Dominick Parenteau-Lebeuf : Éloge de l'impudeur
Scène

Dominick Parenteau-Lebeuf : Éloge de l’impudeur

Malgré toutes les avancées des femmes, Dominick Parenteau-Lebeuf constate qu’elles n’ont toujours pas droit à une chose primordiale: se tromper.

Difficile d’être plus à contre-courant que ça. Alors que tous les médias n’en ont que pour les bobos de la condition masculine, Dominick Parenteau-Lebeuf crée une pièce qui dit que tout n’est pas rose chez les filles du post-féminisme! Un propos "très contemporain, contrairement aux apparences", qui arrive comme la contrepartie du discours envahissant les tribunes publiques actuellement… "Ma pièce a attendu cet automne-ci pour se faire monter", rigole la jeune auteure.

Car c’est en 1998 que Dévoilement devant notaire a remporté la Prime à la création du Fonds Gratien Gélinas. "J’avais pensé que ça se bousculerait au portillon! Mais j’ai rencontré des directeurs de théâtre, et j’ai senti que tous étaient très frileux à cause du sujet. Je pense qu’ils ont peur de la vraie controverse, où un sujet peut choquer, irriter ou emballer vraiment. Ils recherchent la controverse évidente: le show trash, violent. Ça, c’est agréablement controversé, parce que ça fait vendre des billets…"

Il y a aussi que pour plusieurs, "le masculin est universel et le féminin reste… féminin". Qu’à cela ne tienne: Dominick Parenteau-Lebeuf a pris les choses en mains, et fondé Baraka Théâtre pour créer sa pièce. Et l’auteure n’a pas de regrets, ravie de son équipe – qui compte beaucoup d’hommes, dont Marc Béland à la mise en scène.

Dévoilement devant notaire clôt un cycle sur l’absence de la mère, amorcé par L’Autoroute et Poème pour une nuit d’anniversaire. L’auteure au prénom masculin ("ma mère voulait que je sois différente des autres Dominique…") y traite surtout de l’héritage maternel, à travers la quête d’identité d’Irène-Iris (Isabelle Roy), qui vient d’enterrer sa féministe de génitrice. En compagnie de son petit frère (Nicolas Pinson), elle attend le notaire (Henri Chassé) qui réveillera ses désirs refoulés…

Comment s’affranchir de la figure maternelle, trouver sa propre individualité et reprendre contact avec son intimité, quand "on a été presque endoctrinée sur ce qu’une femme devait être"? À tâtons, Irène-Iris essaie de trouver l’interdit qui constitue aussi une grande part du féminin.

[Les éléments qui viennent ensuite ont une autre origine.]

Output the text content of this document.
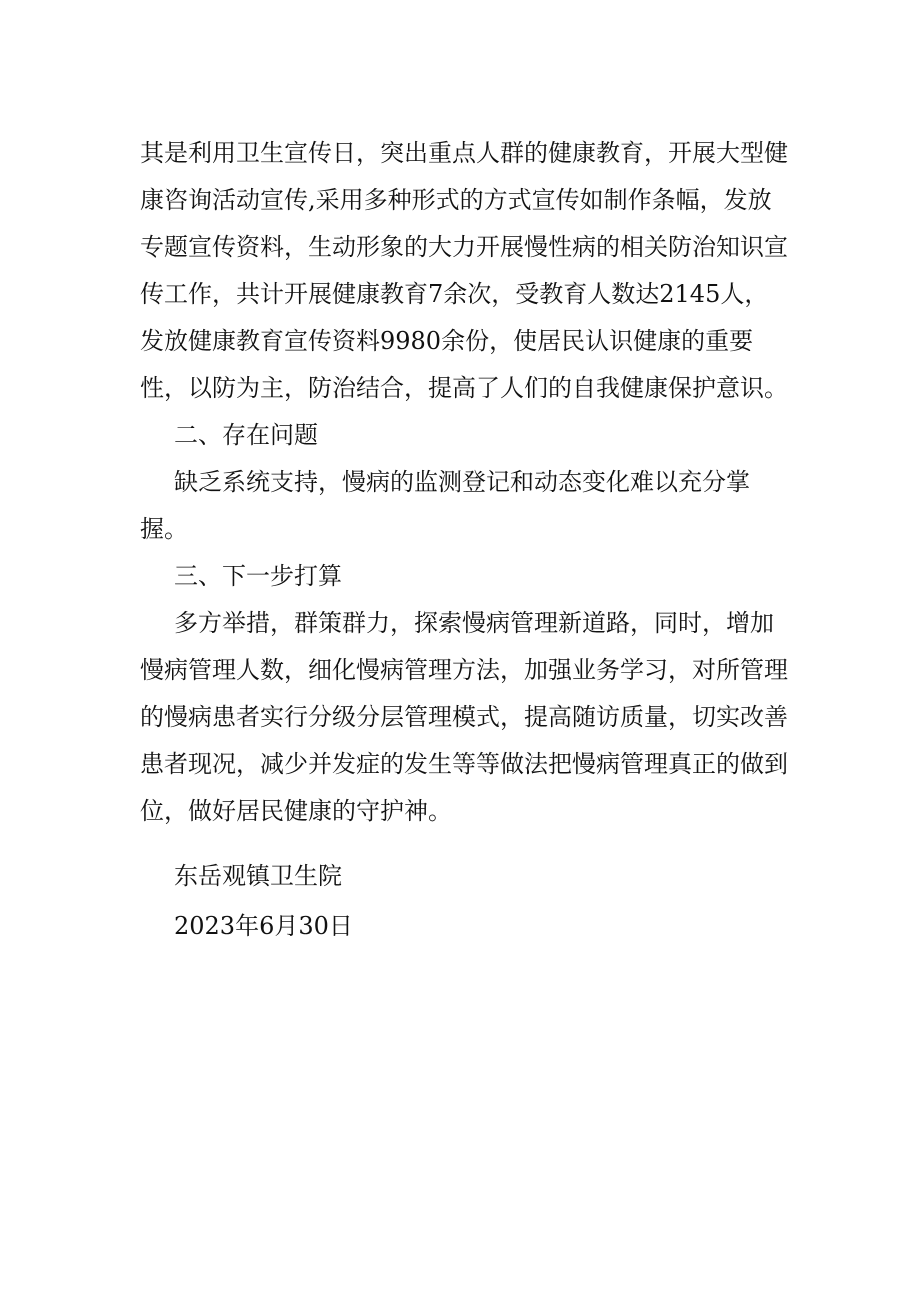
其是利用卫生宣传日，突出重点人群的健康教育，开展大型健
康咨询活动宣传,采用多种形式的方式宣传如制作条幅，发放
专题宣传资料，生动形象的大力开展慢性病的相关防治知识宣
传工作，共计开展健康教育7余次，受教育人数达2145人，
发放健康教育宣传资料9980余份，使居民认识健康的重要
性，以防为主，防治结合，提高了人们的自我健康保护意识。
二、存在问题
缺乏系统支持，慢病的监测登记和动态变化难以充分掌
握。
三、下一步打算
多方举措，群策群力，探索慢病管理新道路，同时，增加
慢病管理人数，细化慢病管理方法，加强业务学习，对所管理
的慢病患者实行分级分层管理模式，提高随访质量，切实改善
患者现况，减少并发症的发生等等做法把慢病管理真正的做到
位，做好居民健康的守护神。
东岳观镇卫生院
2023年6月30日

Sans minimiser le malaise des mâles, Dominick Parenteau-Lebeuf estime qu’on ne devrait pas se restreindre à un seul discours. "On parle beaucoup de ce que le féminisme a fait aux hommes, mais pas de ce qu’il peut avoir fait aux femmes. On nous a fortement encouragées à penser que ce serait bien qu’on se ferme un peu la gueule, maintenant qu’on avait énormément gagné sur le plan social, économique et politique… Mais ça ne règle pas le problème de l’intime. Une révolution, ça laisse des traces dans l’intimité."

Malgré toutes les avancées des femmes, l’auteure constate qu’elles n’ont toujours pas droit à une chose primordiale: se tromper. "Je pense que les femmes sont en partie responsables de ça: on a trop le syndrome de la première de classe. Pour une femme, un échec c’est la fin. Depuis qu’on est sorties du fossé, il faut être au top de la montagne. Ne pourrait-on pas exister normalement entre les deux? Se tromper, être moyenne? Est-on obligées d’être soit des Afghanes voilées, soit des superwomen? C’est cette dualité qui me fait dire que le féminisme a encore des choses à faire, mais dans l’intimité cette fois."

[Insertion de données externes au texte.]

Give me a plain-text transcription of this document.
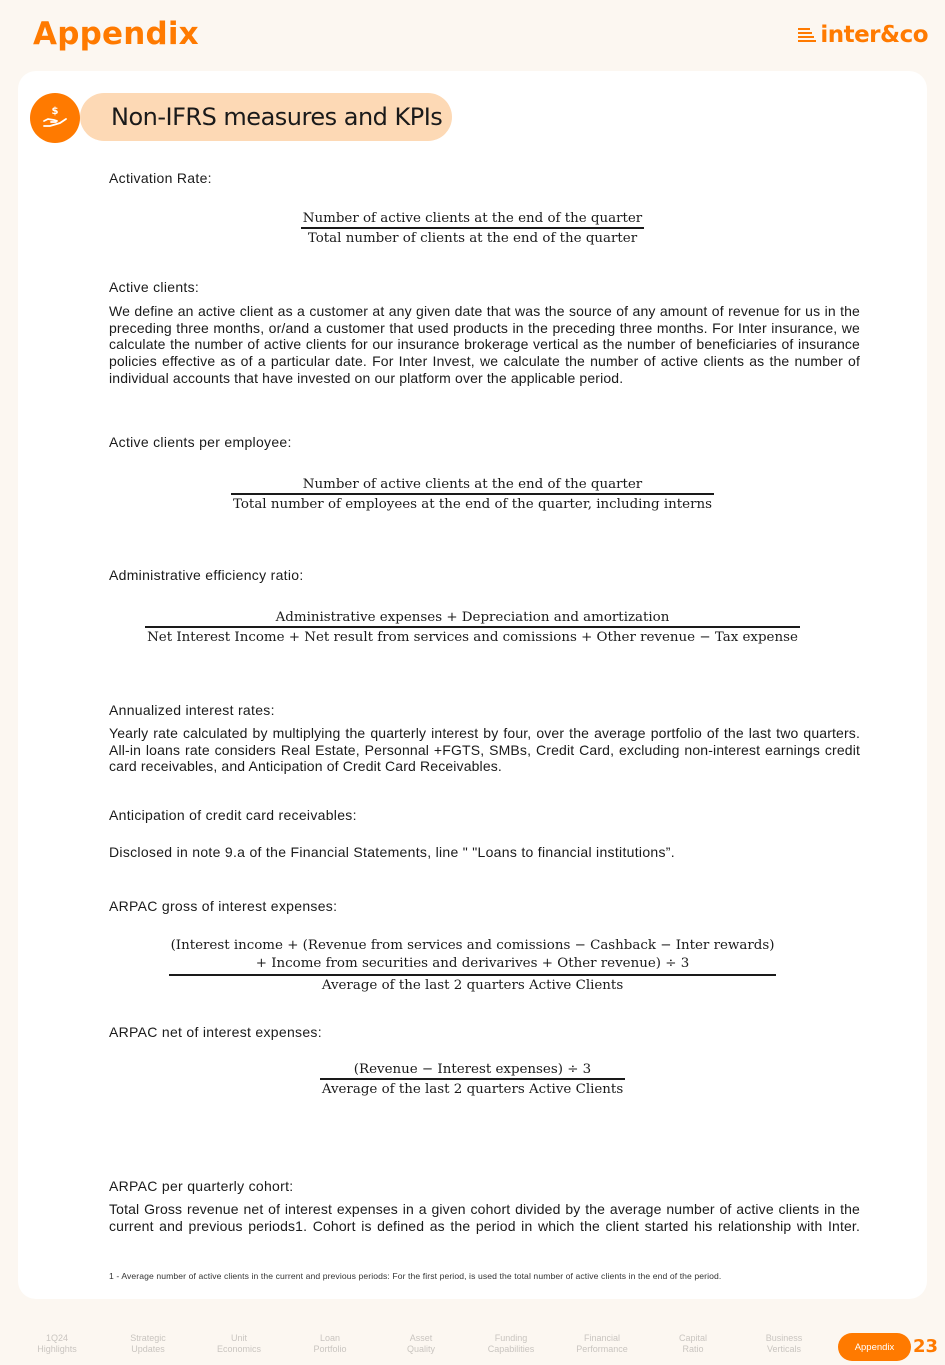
Appendix	inter&co
Non-IFRS measures and KPIs
$
Activation Rate:
$\frac{\text{Number of active clients at the end of the quarter}}{\text{Total number of clients at the end of the quarter}}$
Active clients:
We define an active client as a customer at any given date that was the source of any amount of revenue for us in the preceding three months, or/and a customer that used products in the preceding three months. For Inter insurance, we calculate the number of active clients for our insurance brokerage vertical as the number of beneficiaries of insurance policies effective as of a particular date. For Inter Invest, we calculate the number of active clients as the number of individual accounts that have invested on our platform over the applicable period.
Active clients per employee:
Number of active clients at the end of the quarter
Total number of employees at the end of the quarter, including interns
Administrative efficiency ratio:
Administrative expenses + Depreciation and amortization
Net Interest Income + Net result from services and comissions + Other revenue − Tax expense
Annualized interest rates:
Yearly rate calculated by multiplying the quarterly interest by four, over the average portfolio of the last two quarters. All-in loans rate considers Real Estate, Personnal +FGTS, SMBs, Credit Card, excluding non-interest earnings credit card receivables, and Anticipation of Credit Card Receivables.
Anticipation of credit card receivables:
Disclosed in note 9.a of the Financial Statements, line " "Loans to financial institutions”.
ARPAC gross of interest expenses:
(Interest income + (Revenue from services and comissions − Cashback − Inter rewards)
+ Income from securities and derivarives + Other revenue) ÷ 3
Average of the last 2 quarters Active Clients
ARPAC net of interest expenses:
$\frac{\text{(Revenue − Interest expenses) ÷ 3}}{\text{Average of the last 2 quarters Active Clients}}$
ARPAC per quarterly cohort:
Total Gross revenue net of interest expenses in a given cohort divided by the average number of active clients in the current and previous periods1. Cohort is defined as the period in which the client started his relationship with Inter.
1 - Average number of active clients in the current and previous periods: For the first period, is used the total number of active clients in the end of the period.
1Q24
Highlights
Strategic
Updates
Unit
Economics
Loan
Portfolio
Asset
Quality
Funding
Capabilities
Financial
Performance
Capital
Ratio
Business
Verticals	Appendix	23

Et Parenteau-Lebeuf est fascinée par l’intimité, ce "trésor enfoui". "C’est très bouleversant de monter un spectacle aussi intime, qui traite de tout ce dont on ne parle pas ouvertement. On parle beaucoup des conflits, des phénomènes sociaux collectifs. Mais pour moi, tout ça part de l’individu dans son corps."

Elle apprécie particulièrement l’impudeur de cet univers. "S’il y a une chose que j’ai réussie dans cette pièce, c’est d’être impudique par rapport à des choses que moi-même je trouverais très difficiles à dire."

La dramaturge a hâte de voir comment vont réagir les spectateurs masculins, eux qui, traditionnellement, ont plutôt appris à fuir l’intimité. "L’éclairagiste a dit qu’en travaillant sur ce show, il se sentait comme un gars dans un vestiaire de filles! Les hommes sont troublés par cette impudeur féminine. Je trouve ça extraordinaire: on ne va pas au théâtre pour être confortable…"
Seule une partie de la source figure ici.